Tam Pham Bang Le
October 11, 2019
CH5 E-Commerce Security and Payment Systems
Case Study – Mobile Payments:
1. What are the three types of mobile payments, and how do they differ?
There are three types of mobile payment apps: proximity payment systems such as Apple Pay, Google Pay, and Samsung Pay, which can be used at participating merchants as a point-of-sale payment. Branded proximity payment systems also uses proximity technology but can be used only at a single merchant's stores, such as Walmart Pay. A third type involves payments among individuals, P2P payments, which can be used to transfer funds among users who have installed a proprietary app, such as Venmo or Zelle QuickPay.
2. Who are the largest adopters of mobile payment methods? Why?
Apple Pay is the leader in mobile proximity payment with 22 million users, followed by Google Pay and Samsung Pay with about 11 million users each. Apple has major hardware and software mobile payment initiatives. Apple owns the hardware and software platform of the ubiquitous smartphone, making their devices and services more useful to consumers, while PayPal and Square operate large-scale online payment processing platforms and apps that can be used on all smartphones
3. Why are digital wallets provided by Apple, Google, and Samsung not growing as fast as expected?
Anyone who buys a smartphone is strongly encouraged to download the payment apps as part of the initialization of the phone, but few actually use them in large part because merchants have been slow adopters of NFC equipment, and consumers still find credit and debit cards to be convenient.
4. What is Zelle and why did it grow so fast in the last few years?
Zelle is a digital payment service that allows bank customers to make digital payments and transfers to other account holders using an app and to receive payments from others. Users need to know either the email or cell phone number of the recipients. The transfers are nearly instantaneous, and are referred to as instant payments, in contrast to other digital payments systems which typically require one business day or more to complete. Moreover, transfers and payments among existing accounts are free, and typically rely on customers' existing checking accounts. Payments are free, and transfer funds in a few minutes, rather than overnight for PayPal, Venmo, Square Cash, or others in this market.
1. Imagine you are the owner of an e-commerce website. What are some of the signs that your site has been hacked? Discuss the major types of attacks you could expect to experience and the resulting damage to your site. Prepare a brief summary presentation.

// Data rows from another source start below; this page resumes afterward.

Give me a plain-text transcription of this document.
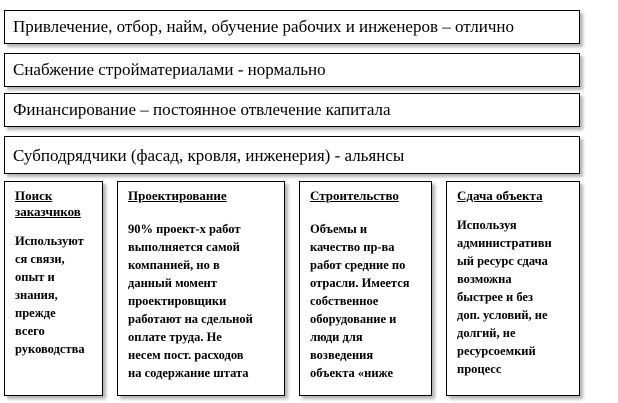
Привлечение, отбор, найм, обучение рабочих и инженеров – отлично
Снабжение стройматериалами - нормально
Финансирование – постоянное отвлечение капитала
Субподрядчики (фасад, кровля, инженерия) - альянсы
Поиск
заказчиков
Используют
ся связи,
опыт и
знания,
прежде
всего
руководства
Проектирование
90% проект-х работ
выполняется самой
компанией, но в
данный момент
проектировщики
работают на сдельной
оплате труда. Не
несем пост. расходов
на содержание штата
Строительство
Объемы и
качество пр-ва
работ средние по
отрасли. Имеется
собственное
оборудование и
люди для
возведения
объекта «ниже
Сдача объекта
Используя
административн
ый ресурс сдача
возможна
быстрее и без
доп. условий, не
долгий, не
ресурсоемкий
процесс
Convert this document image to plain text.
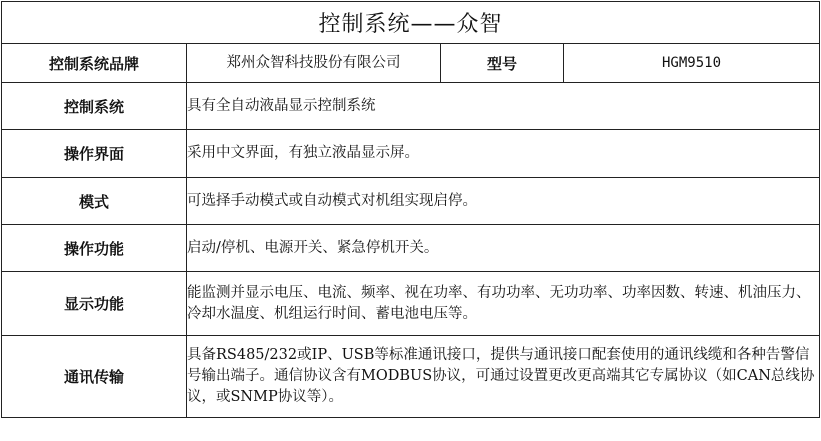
控制系统——众智			
控制系统品牌	郑州众智科技股份有限公司	型号	HGM9510
控制系统	具有全自动液晶显示控制系统		
操作界面	采用中文界面，有独立液晶显示屏。		
模式	可选择手动模式或自动模式对机组实现启停。		
操作功能	启动/停机、电源开关、紧急停机开关。		
显示功能	能监测并显示电压、电流、频率、视在功率、有功功率、无功功率、功率因数、转速、机油压力、冷却水温度、机组运行时间、蓄电池电压等。		
通讯传输	具备RS485/232或IP、USB等标准通讯接口，提供与通讯接口配套使用的通讯线缆和各种告警信号输出端子。通信协议含有MODBUS协议，可通过设置更改更高端其它专属协议（如CAN总线协议，或SNMP协议等）。		
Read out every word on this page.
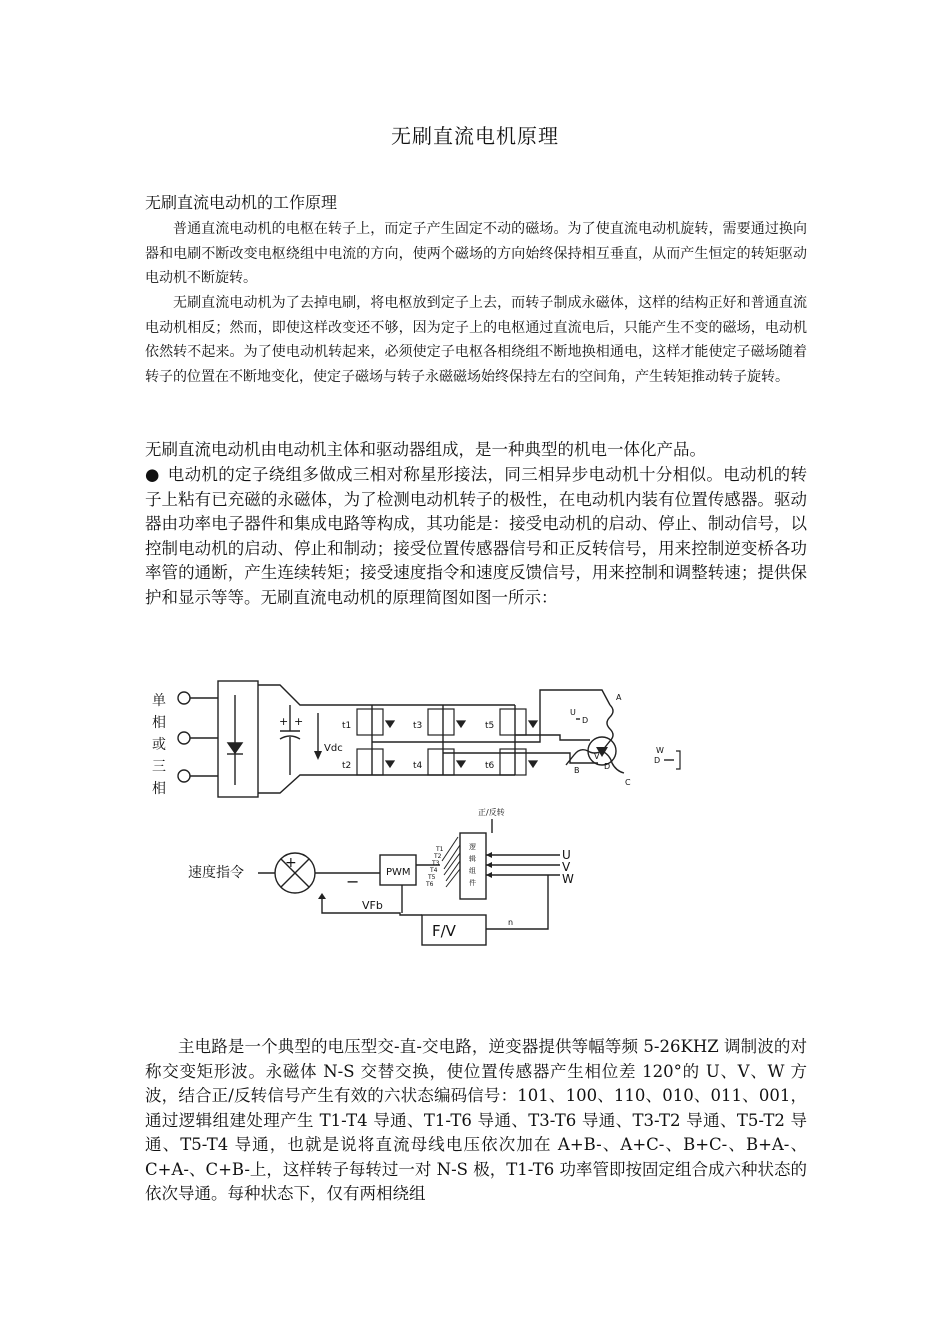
无刷直流电机原理
无刷直流电动机的工作原理
普通直流电动机的电枢在转子上，而定子产生固定不动的磁场。为了使直流电动机旋转，需要通过换向器和电刷不断改变电枢绕组中电流的方向，使两个磁场的方向始终保持相互垂直，从而产生恒定的转矩驱动电动机不断旋转。
无刷直流电动机为了去掉电刷，将电枢放到定子上去，而转子制成永磁体，这样的结构正好和普通直流电动机相反；然而，即使这样改变还不够，因为定子上的电枢通过直流电后，只能产生不变的磁场，电动机依然转不起来。为了使电动机转起来，必须使定子电枢各相绕组不断地换相通电，这样才能使定子磁场随着转子的位置在不断地变化，使定子磁场与转子永磁磁场始终保持左右的空间角，产生转矩推动转子旋转。
无刷直流电动机由电动机主体和驱动器组成，是一种典型的机电一体化产品。
● 电动机的定子绕组多做成三相对称星形接法，同三相异步电动机十分相似。电动机的转子上粘有已充磁的永磁体，为了检测电动机转子的极性，在电动机内装有位置传感器。驱动器由功率电子器件和集成电路等构成，其功能是：接受电动机的启动、停止、制动信号，以控制电动机的启动、停止和制动；接受位置传感器信号和正反转信号，用来控制逆变桥各功率管的通断，产生连续转矩；接受速度指令和速度反馈信号，用来控制和调整转速；提供保护和显示等等。无刷直流电动机的原理简图如图一所示：
单
相
或
三
相
+ +
Vdc
t1	t3	t5
t2	t4	t6
A
B
C
U
D
V
D
W
D
速度指令
+
−	PWM
T1
T2
T3
T4
T5
T6
逻
辑
组
件
正/反转
U
V
W
F/V	n
VFb
主电路是一个典型的电压型交-直-交电路，逆变器提供等幅等频 5-26KHZ 调制波的对称交变矩形波。永磁体 N-S 交替交换，使位置传感器产生相位差 120°的 U、V、W 方波，结合正/反转信号产生有效的六状态编码信号：101、100、110、010、011、001，通过逻辑组建处理产生 T1-T4 导通、T1-T6 导通、T3-T6 导通、T3-T2 导通、T5-T2 导通、T5-T4 导通，也就是说将直流母线电压依次加在 A+B-、A+C-、B+C-、B+A-、C+A-、C+B-上，这样转子每转过一对 N-S 极，T1-T6 功率管即按固定组合成六种状态的依次导通。每种状态下，仅有两相绕组
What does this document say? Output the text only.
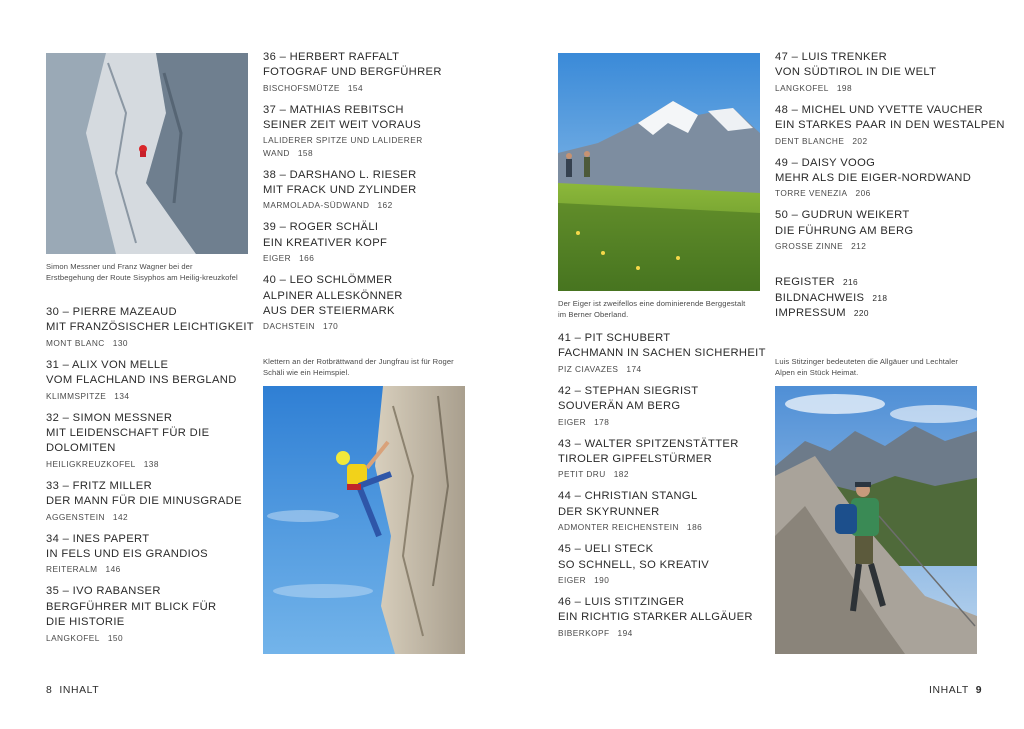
Simon Messner und Franz Wagner bei der Erstbegehung der Route Sisyphos am Heilig-kreuzkofel
30 – PIERRE MAZEAUD
MIT FRANZÖSISCHER LEICHTIGKEIT
MONT BLANC 130
31 – ALIX VON MELLE
VOM FLACHLAND INS BERGLAND
KLIMMSPITZE 134
32 – SIMON MESSNER
MIT LEIDENSCHAFT FÜR DIE
DOLOMITEN
HEILIGKREUZKOFEL 138
33 – FRITZ MILLER
DER MANN FÜR DIE MINUSGRADE
AGGENSTEIN 142
34 – INES PAPERT
IN FELS UND EIS GRANDIOS
REITERALM 146
35 – IVO RABANSER
BERGFÜHRER MIT BLICK FÜR
DIE HISTORIE
LANGKOFEL 150
36 – HERBERT RAFFALT
FOTOGRAF UND BERGFÜHRER
BISCHOFSMÜTZE 154
37 – MATHIAS REBITSCH
SEINER ZEIT WEIT VORAUS
LALIDERER SPITZE UND LALIDERER
WAND 158
38 – DARSHANO L. RIESER
MIT FRACK UND ZYLINDER
MARMOLADA-SÜDWAND 162
39 – ROGER SCHÄLI
EIN KREATIVER KOPF
EIGER 166
40 – LEO SCHLÖMMER
ALPINER ALLESKÖNNER
AUS DER STEIERMARK
DACHSTEIN 170
Klettern an der Rotbrättwand der Jungfrau ist für Roger Schäli wie ein Heimspiel.
8 INHALT
Der Eiger ist zweifellos eine dominierende Berggestalt im Berner Oberland.
41 – PIT SCHUBERT
FACHMANN IN SACHEN SICHERHEIT
PIZ CIAVAZES 174
42 – STEPHAN SIEGRIST
SOUVERÄN AM BERG
EIGER 178
43 – WALTER SPITZENSTÄTTER
TIROLER GIPFELSTÜRMER
PETIT DRU 182
44 – CHRISTIAN STANGL
DER SKYRUNNER
ADMONTER REICHENSTEIN 186
45 – UELI STECK
SO SCHNELL, SO KREATIV
EIGER 190
46 – LUIS STITZINGER
EIN RICHTIG STARKER ALLGÄUER
BIBERKOPF 194
47 – LUIS TRENKER
VON SÜDTIROL IN DIE WELT
LANGKOFEL 198
48 – MICHEL UND YVETTE VAUCHER
EIN STARKES PAAR IN DEN WESTALPEN
DENT BLANCHE 202
49 – DAISY VOOG
MEHR ALS DIE EIGER-NORDWAND
TORRE VENEZIA 206
50 – GUDRUN WEIKERT
DIE FÜHRUNG AM BERG
GROSSE ZINNE 212
REGISTER 216
BILDNACHWEIS 218
IMPRESSUM 220
Luis Stitzinger bedeuteten die Allgäuer und Lechtaler Alpen ein Stück Heimat.
INHALT 9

The owner of an e-commerce Web site can observe some relevant signs to determine if he/she was hacked. If the number of new users increases dramatically, if the location of the users of the Website is unusual if some content is missing or the URLs do not work, if the information of the products or service that are being sold is modified, or if the customers are not able to finalize the payment. The major types of attack that my website could receive are viruses, Trojans, and other forms of malware. This malware can delete data from the Web site, crash the Web site, modify files, steal relevant information, create spam, make fraudulent purchases, and obtain user’s information. The consequences are terrible for the company since it would affect the relation with the customers, and it would affect our reliability.
2. Find three certification authorities and compare the features of each company's digital certificates. Provide a brief description of each company as well, including number of clients. Prepare a brief presentation of your findings.
Three certification authorities include: Comodo Group, Symantec, and DigiCert. Comodo is a cloud based cyber security platform that provides active breach protection in a single platform. They use something that they call the Dragon Platform which has endpoint security, managed detection & response, and network security. Another authority is Symantec which is a private certification authority that provides security and management of private intranet certificates. They also avoid expiration, risks, errors, time and hidden costs. Finally, Digicert claims that it has all certifications in a single platform that makes it easy to protect your customers and guard your brand by automating every step of the certification life cycle.